Redeploying with an empty list restores local email/password and passkey sign-in. Validate provider changes in a staging environment so production never depends on an unverified IdP.

Session cache and role changes

A user's role is part of their session cache key. When a claim change at the IdP changes a user's role, the cached session must be invalidated for the new authorization to take effect — otherwise stale authorization can persist. Account for cache invalidation when you rely on claim-driven promotion or demotion.

OpenShift parity

Chart changes must stay deployable to on-prem OpenShift clusters.

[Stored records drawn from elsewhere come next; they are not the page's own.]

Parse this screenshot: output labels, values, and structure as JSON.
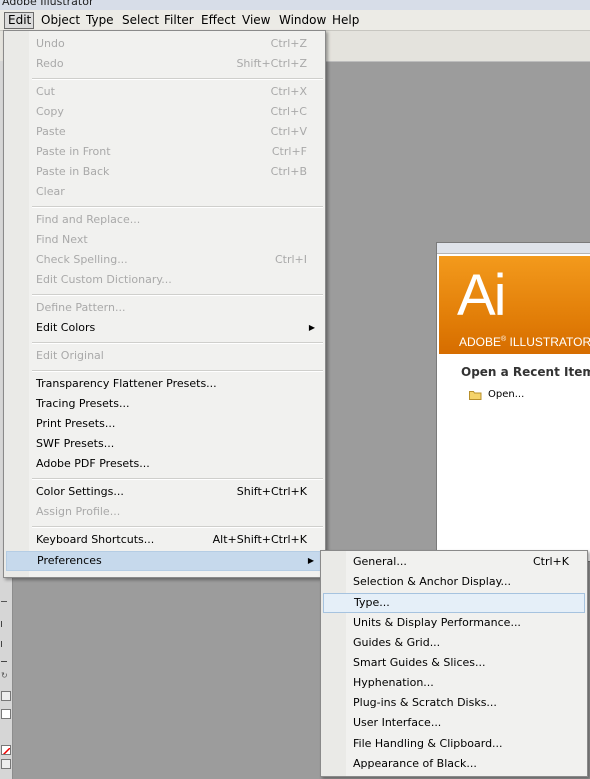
{
  "window": {
    "title": "Adobe Illustrator"
  },
  "menubar": {
    "items": [
      "Edit",
      "Object",
      "Type",
      "Select",
      "Filter",
      "Effect",
      "View",
      "Window",
      "Help"
    ],
    "active": "Edit"
  },
  "edit_menu": {
    "items": [
      {
        "label": "Undo",
        "shortcut": "Ctrl+Z",
        "enabled": false
      },
      {
        "label": "Redo",
        "shortcut": "Shift+Ctrl+Z",
        "enabled": false
      },
      {
        "label": "Cut",
        "shortcut": "Ctrl+X",
        "enabled": false
      },
      {
        "label": "Copy",
        "shortcut": "Ctrl+C",
        "enabled": false
      },
      {
        "label": "Paste",
        "shortcut": "Ctrl+V",
        "enabled": false
      },
      {
        "label": "Paste in Front",
        "shortcut": "Ctrl+F",
        "enabled": false
      },
      {
        "label": "Paste in Back",
        "shortcut": "Ctrl+B",
        "enabled": false
      },
      {
        "label": "Clear",
        "shortcut": "",
        "enabled": false
      },
      {
        "label": "Find and Replace...",
        "shortcut": "",
        "enabled": false
      },
      {
        "label": "Find Next",
        "shortcut": "",
        "enabled": false
      },
      {
        "label": "Check Spelling...",
        "shortcut": "Ctrl+I",
        "enabled": false
      },
      {
        "label": "Edit Custom Dictionary...",
        "shortcut": "",
        "enabled": false
      },
      {
        "label": "Define Pattern...",
        "shortcut": "",
        "enabled": false
      },
      {
        "label": "Edit Colors",
        "shortcut": "",
        "enabled": true,
        "submenu": true
      },
      {
        "label": "Edit Original",
        "shortcut": "",
        "enabled": false
      },
      {
        "label": "Transparency Flattener Presets...",
        "shortcut": "",
        "enabled": true
      },
      {
        "label": "Tracing Presets...",
        "shortcut": "",
        "enabled": true
      },
      {
        "label": "Print Presets...",
        "shortcut": "",
        "enabled": true
      },
      {
        "label": "SWF Presets...",
        "shortcut": "",
        "enabled": true
      },
      {
        "label": "Adobe PDF Presets...",
        "shortcut": "",
        "enabled": true
      },
      {
        "label": "Color Settings...",
        "shortcut": "Shift+Ctrl+K",
        "enabled": true
      },
      {
        "label": "Assign Profile...",
        "shortcut": "",
        "enabled": false
      },
      {
        "label": "Keyboard Shortcuts...",
        "shortcut": "Alt+Shift+Ctrl+K",
        "enabled": true
      },
      {
        "label": "Preferences",
        "shortcut": "",
        "enabled": true,
        "submenu": true,
        "highlighted": true
      }
    ]
  },
  "preferences_menu": {
    "items": [
      {
        "label": "General...",
        "shortcut": "Ctrl+K"
      },
      {
        "label": "Selection & Anchor Display...",
        "shortcut": ""
      },
      {
        "label": "Type...",
        "shortcut": "",
        "highlighted": true
      },
      {
        "label": "Units & Display Performance...",
        "shortcut": ""
      },
      {
        "label": "Guides & Grid...",
        "shortcut": ""
      },
      {
        "label": "Smart Guides & Slices...",
        "shortcut": ""
      },
      {
        "label": "Hyphenation...",
        "shortcut": ""
      },
      {
        "label": "Plug-ins & Scratch Disks...",
        "shortcut": ""
      },
      {
        "label": "User Interface...",
        "shortcut": ""
      },
      {
        "label": "File Handling & Clipboard...",
        "shortcut": ""
      },
      {
        "label": "Appearance of Black...",
        "shortcut": ""
      }
    ]
  },
  "welcome": {
    "logo_text": "Ai",
    "product_name": "ADOBE",
    "product_suffix": "ILLUSTRATOR",
    "reg_mark": "®",
    "recent_title": "Open a Recent Item",
    "open_label": "Open..."
  },
  "colors": {
    "menu_bg": "#f1f1ef",
    "highlight": "#c6d9ec",
    "disabled_text": "#a9a9a9",
    "brand_orange": "#e98a10",
    "workspace": "#9c9c9c"
  }
}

When you add or change OIDC values, mirror them in values-openshift.yaml, the canonical OpenShift override example, in the same change. Source the client secret through the cluster's secret mechanism (for example Conjur-injected secrets) rather than chart literals.

Rollout checklist

  • Provider verified end-to-end in staging (sign-in completes, admin role resolves).
  • OIDC_PROVIDER_CLIENT_SECRET sourced from a Secret, not a ConfigMap or values literal.
  • requireIssuerValidation left at true except for providers proven to lack RFC 9207.
  • adminClaim set only when the IdP deliberately mints it; admin role assignment scoped at the IdP.
  • values-openshift.yaml updated to match (if deploying to OpenShift).
  • Lockout recovery path (empty oidcProviders redeploy) understood and reachable.

If sign-in fails after rollout, see Troubleshooting.